Cavalier, étant colonel au service d’Angleterre, en 1708, passa dans les Pays-Bas, et vit mademoiselle Dunoyer, encore très jeune; il la demanda en mariage: cette négociation fut rompue, et Cavalier alla se marier en Irlande. L’auteur du Siècle était alors au collége; il n’alla en Hollande qu’en 1714[397] et n’a connu Cavalier qu’en Angleterre, en 1726. Comment La Beaumelle ose-t-il donc, lui qui est actuellement dans Paris, attaquer par de telles impostures l’honneur d’une famille de Paris?

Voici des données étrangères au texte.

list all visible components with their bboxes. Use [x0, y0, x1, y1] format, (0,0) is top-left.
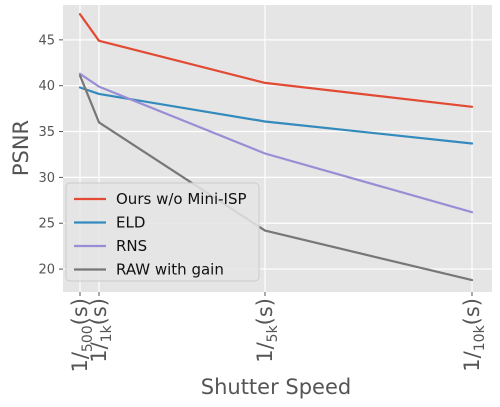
y-tick-label: 20: [38, 263, 55, 278]
series-line-3: [78, 74, 474, 282]
y-tick-label: 30: [38, 171, 55, 186]
y-tick-label: 25: [38, 217, 55, 232]
x-axis-title: Shutter Speed: [201, 375, 351, 399]
legend: Ours w/o Mini-ISP ELD RNS RAW with gain: [65, 182, 260, 282]
x-tick-labels: 1/500(s)1/1k(s) 1/5k(s) 1/10k(s): [68, 292, 488, 373]
x-tick-label: 1/5k(s): [253, 298, 281, 363]
grid-lines: [63, 5, 492, 292]
y-tick-label: 35: [38, 125, 55, 140]
series-lines: [78, 13, 474, 282]
x-tick-label: 1/1k(s): [87, 298, 115, 363]
legend-label: ELD: [116, 214, 145, 232]
y-tick-label: 40: [38, 79, 55, 94]
series-line-2: [78, 72, 474, 214]
series-line-1: [78, 86, 474, 145]
legend-label: Ours w/o Mini-ISP: [116, 190, 247, 208]
y-axis-title: PSNR: [9, 120, 33, 176]
legend-label: RAW with gain: [116, 261, 224, 279]
y-tick-labels: 20 25 30 35 40 45: [38, 33, 63, 278]
x-tick-label: 1/10k(s): [460, 298, 488, 372]
x-tick-label: 1/500(s): [68, 298, 96, 373]
series-line-0: [78, 13, 474, 108]
legend-label: RNS: [116, 237, 147, 255]
y-tick-label: 45: [38, 33, 55, 48]
legend-box: [65, 182, 260, 282]
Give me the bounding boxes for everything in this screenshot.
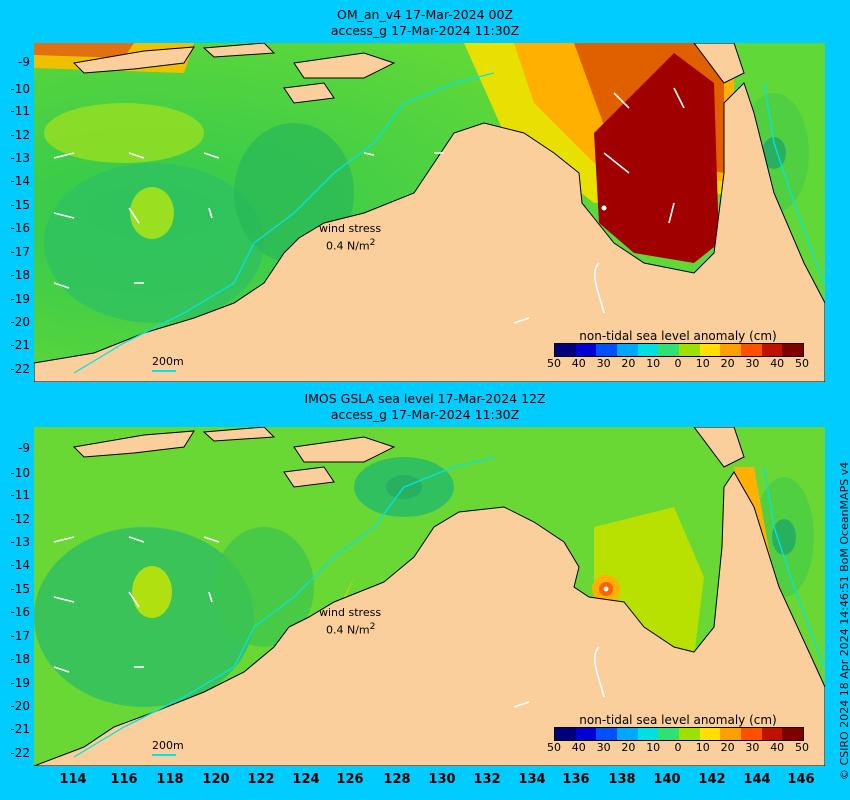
bottom-map-svg [34,427,825,766]
legend-title: non-tidal sea level anomaly (cm) [579,329,777,343]
bottom-legend: non-tidal sea level anomaly (cm) 50 40 30 2… [547,713,809,754]
top-title-line2: access_g 17-Mar-2024 11:30Z [330,23,520,38]
wind-stress-sup: 2 [369,237,376,248]
bottom-wind-stress-key: wind stress 0.4 N/m2 [319,606,382,637]
bottom-map-panel [34,427,825,766]
legend-ticks: 50 40 30 20 10 0 10 20 30 40 50 [547,357,809,370]
wind-stress-value: 0.4 N/m [326,239,370,253]
top-map-svg [34,43,825,382]
wind-stress-label: wind stress [319,222,382,235]
lon-axis: 114 116 118 120 122 124 126 128 130 132 … [59,772,815,787]
isobath-label: 200m [152,355,184,368]
credit-text: © CSIRO 2024 18 Apr 2024 14:46:51 BoM Oc… [838,461,850,780]
top-title-line1: OM_an_v4 17-Mar-2024 00Z [337,7,513,22]
top-legend: non-tidal sea level anomaly (cm) 50 40 30 2… [547,329,809,371]
isobath-line [152,370,176,372]
bottom-title-line1: IMOS GSLA sea level 17-Mar-2024 12Z [304,391,546,406]
top-isobath-key: 200m [152,355,184,372]
legend-colorbar [554,343,804,357]
top-map-panel [34,43,825,382]
top-wind-stress-key: wind stress 0.4 N/m2 [319,222,381,254]
bottom-title-line2: access_g 17-Mar-2024 11:30Z [330,407,520,422]
bottom-isobath-key: 200m [152,739,184,756]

Les princes dédaignent quelquefois les outrages, parcequ’ils sont au-dessus des outrages; mais la justice venge l’honneur des citoyens si criminellement attaqués.
Où a-t-il trouvé que le grand-père de feu madame la maréchale de N.[398] avait été convaincu de fausse monnaie et d’assassinat (comme il le dit p. 331 du t. II)? Si un citoyen, qui n’a pas été un homme public, un homme livré à l’équité de l’histoire, avait en effet été coupable de ces crimes, il faudrait les taire; et si on a l’ame assez basse et assez méchante pour troubler ainsi les cendres des morts, sans aucune apparence d’utilité, on est tenu au moins d’apporter les preuves les plus authentiques; et avec ces preuves, on est encore bien condamnable.
Ce La Beaumelle, en fesant de mauvais livres, a trouvé le moyen d’intéresser à sa personne vingt souverains et cent familles.
N’est-il pas encore bien digne d’une histoire de Louis XIV de mettre au bas d’une page, en note, que j’ai été convaincu de plagiat dans je ne sais quels vers que je fis, il y a treize ou quatorze ans, pour une jeune princesse, aujourd’hui reine[399]? Que Louis XIV a-t-il à démêler avec ces vers? ils n’étaient pas plus faits pour être publics que ce qu’on dit dans la conversation. Il échappe tous les jours de ces petites pièces, dont le principal mérite est dans l’à -propos, et dans les circonstances où elles sont faites. Ceux qui en sont les auteurs n’en font nul cas, et ne les conservent jamais. Les écumeurs de la littérature les recueillent avec avidité, et en chargent leurs feuilles, comme les laquais répètent et gâtent dans l’antichambre ce qu’ils ont mal entendu à la porte. Un nommé Pitaval s’avisa d’attribuer cette petite pièce à feu La Motte; La Beaumelle répète cette sottise de Pitaval, dans une note sur Louis XIV; et il se trouvera encore quelque compilateur qui, dans un dictionnaire, à l’article Pitaval, ne manquera pas de relever cette anecdote, pour l’utilité du genre humain.
C’est avec la même bassesse que cet homme imagine que «M. de Voltaire a vendu chèrement le Siècle de Louis XIV au libraire Conrad Walther, qui paie si mal.» Il avait droit apparemment de tirer une juste rétribution du fruit d’un travail si long et si pénible; mais il ne l’a pas fait. M. de Francheville, conseiller aulique du roi de Prusse, voulut bien présider à la première édition de Berlin, laquelle il céda à Conrad Walther au prix coûtant. Ses comptes en font foi; et M. de Voltaire a fait présent de tous ses ouvrages, et de la nouvelle édition du Siècle, au même libraire, sans exiger la plus légère récompense.